GPU-centric Communication Schemes for HPC and ML Applications
Naveen Namashivayam
TL;DR
This paper addresses the bottleneck of inter-process communication in large-scale heterogeneous HPC/ML systems by surveying GPU-centric schemes that move the communication control path from the CPU to the GPU. It introduces three main approaches—Stream Triggered (ST), Kernel Triggered (KT), and Kernel Initiated (KI)—and discusses the hardware features (GPUDirect, Async, RDMA, ODP) and software libraries necessary to implement them. The work foregrounds how these schemes can improve compute/communication overlap, reduce latency, and grant greater GPU autonomy, with detailed analyses of system layouts, implementation requirements, and applicable communication patterns. The findings have practical impact for both HPC and ML workloads by guiding design choices for future interconnects, NIC offloads, and middleware integration to enable scalable GPU-driven data movement.
Abstract
Compute nodes on modern heterogeneous supercomputing systems comprise CPUs, GPUs, and high-speed network interconnects (NICs). Parallelization is identified as a technique for effectively utilizing these systems to execute scalable simulation and deep learning workloads. The resulting inter-process communication from the distributed execution of these parallel workloads is one of the key factors contributing to its performance bottleneck. Most programming models and runtime systems enabling the communication requirements on these systems support GPU-aware communication schemes that move the GPU-attached communication buffers in the application directly from the GPU to the NIC without staging through the host memory.
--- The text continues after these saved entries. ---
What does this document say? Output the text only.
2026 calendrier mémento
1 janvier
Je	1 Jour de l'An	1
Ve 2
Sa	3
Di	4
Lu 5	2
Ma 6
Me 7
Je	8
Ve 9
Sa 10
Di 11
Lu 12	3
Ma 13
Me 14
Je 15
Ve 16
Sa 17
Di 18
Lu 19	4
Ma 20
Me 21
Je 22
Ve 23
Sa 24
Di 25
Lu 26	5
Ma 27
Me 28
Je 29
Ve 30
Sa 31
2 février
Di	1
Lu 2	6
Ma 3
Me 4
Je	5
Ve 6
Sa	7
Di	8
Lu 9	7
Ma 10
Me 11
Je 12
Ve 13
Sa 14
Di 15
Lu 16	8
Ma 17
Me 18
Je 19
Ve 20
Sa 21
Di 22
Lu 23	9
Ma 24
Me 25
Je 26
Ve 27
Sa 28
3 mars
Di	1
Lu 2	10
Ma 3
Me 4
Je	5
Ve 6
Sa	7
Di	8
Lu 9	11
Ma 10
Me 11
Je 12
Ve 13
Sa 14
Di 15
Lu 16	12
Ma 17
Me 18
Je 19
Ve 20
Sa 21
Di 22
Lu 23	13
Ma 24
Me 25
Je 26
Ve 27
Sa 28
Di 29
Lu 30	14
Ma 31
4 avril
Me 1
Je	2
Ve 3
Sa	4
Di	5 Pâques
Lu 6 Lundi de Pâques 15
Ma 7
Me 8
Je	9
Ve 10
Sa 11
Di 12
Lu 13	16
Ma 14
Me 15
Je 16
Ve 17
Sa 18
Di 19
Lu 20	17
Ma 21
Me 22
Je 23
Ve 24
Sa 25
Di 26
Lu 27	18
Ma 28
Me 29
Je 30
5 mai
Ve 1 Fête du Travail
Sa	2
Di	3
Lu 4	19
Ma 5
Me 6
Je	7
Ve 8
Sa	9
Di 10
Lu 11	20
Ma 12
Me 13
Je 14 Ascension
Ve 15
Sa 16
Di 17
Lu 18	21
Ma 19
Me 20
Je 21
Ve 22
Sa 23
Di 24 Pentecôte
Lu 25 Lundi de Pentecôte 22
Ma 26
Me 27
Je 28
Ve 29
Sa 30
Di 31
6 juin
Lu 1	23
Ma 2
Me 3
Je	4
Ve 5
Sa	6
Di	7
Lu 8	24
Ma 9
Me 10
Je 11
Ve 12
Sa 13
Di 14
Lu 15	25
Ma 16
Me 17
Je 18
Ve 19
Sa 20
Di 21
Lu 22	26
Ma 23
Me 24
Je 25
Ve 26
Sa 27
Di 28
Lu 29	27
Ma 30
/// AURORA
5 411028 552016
A CPU thread is required to orchestrate the communication operations even with support for such GPU-awareness. This survey discusses various available GPU-centric communication schemes that move the control path of the communication operations from the CPU to the GPU. This work presents the need for the new communication schemes, various GPU and NIC capabilities required to implement the schemes, and the potential use-cases addressed. Based on these discussions, challenges involved in supporting the exhibited GPU-centric communication schemes are discussed.